L'assaut fut douloureux mais bref. Un autre suivit, puis un autre et encore un autre. Au parfum d'œillet du Damoiseau succéda l'odeur de graisse d'arme, de sueur, de suint et de crasse de ses hommes.

Écartelée, labourée, déchirée, tout le corps meurtri, Catherine à demi inconsciente ne pleurait plus. Sous le bâillon qui l'étouffait et lui sciait les commissures des lèvres, elle geignait doucement, de plus en plus faiblement. Sa chair, tout son être n'étaient plus que souffrance... Un assaut plus cruel que les autres la fit bienheureuse- ment basculer dans l'inconscience.

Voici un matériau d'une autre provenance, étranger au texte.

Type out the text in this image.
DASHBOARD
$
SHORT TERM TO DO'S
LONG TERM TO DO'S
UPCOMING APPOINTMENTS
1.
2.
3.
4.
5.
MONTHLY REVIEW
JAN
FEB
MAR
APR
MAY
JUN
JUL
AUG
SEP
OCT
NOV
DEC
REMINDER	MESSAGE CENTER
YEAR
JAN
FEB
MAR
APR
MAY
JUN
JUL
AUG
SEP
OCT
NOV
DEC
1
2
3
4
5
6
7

Elle était évanouie quand le Damoiseau et son escorte quittèrent le Moulin-Brûlé, la laissant livrée aux truands qu'Amandine à présent allait jeter sur le corps souillé de son ennemie afin d'achever l'avilissement et la destruction d'une beauté trop parfaite qui était peut-être son plus grand grief, même si elle ne s'en rendait pas tout à fait compte. Amandine était à ce point aveuglée par sa haine qu'elle ne comprenait même pas qu'en déchaînant sur ce pauvre corps la meute ignoble de ses compagnons, elle risquait de ne plus avoir entre les mains, après leur passage, qu'un cadavre.

Ce furent son propre gémissement qui tira Catherine de son miséricordieux évanouissement et aussi une vive sensation de froid.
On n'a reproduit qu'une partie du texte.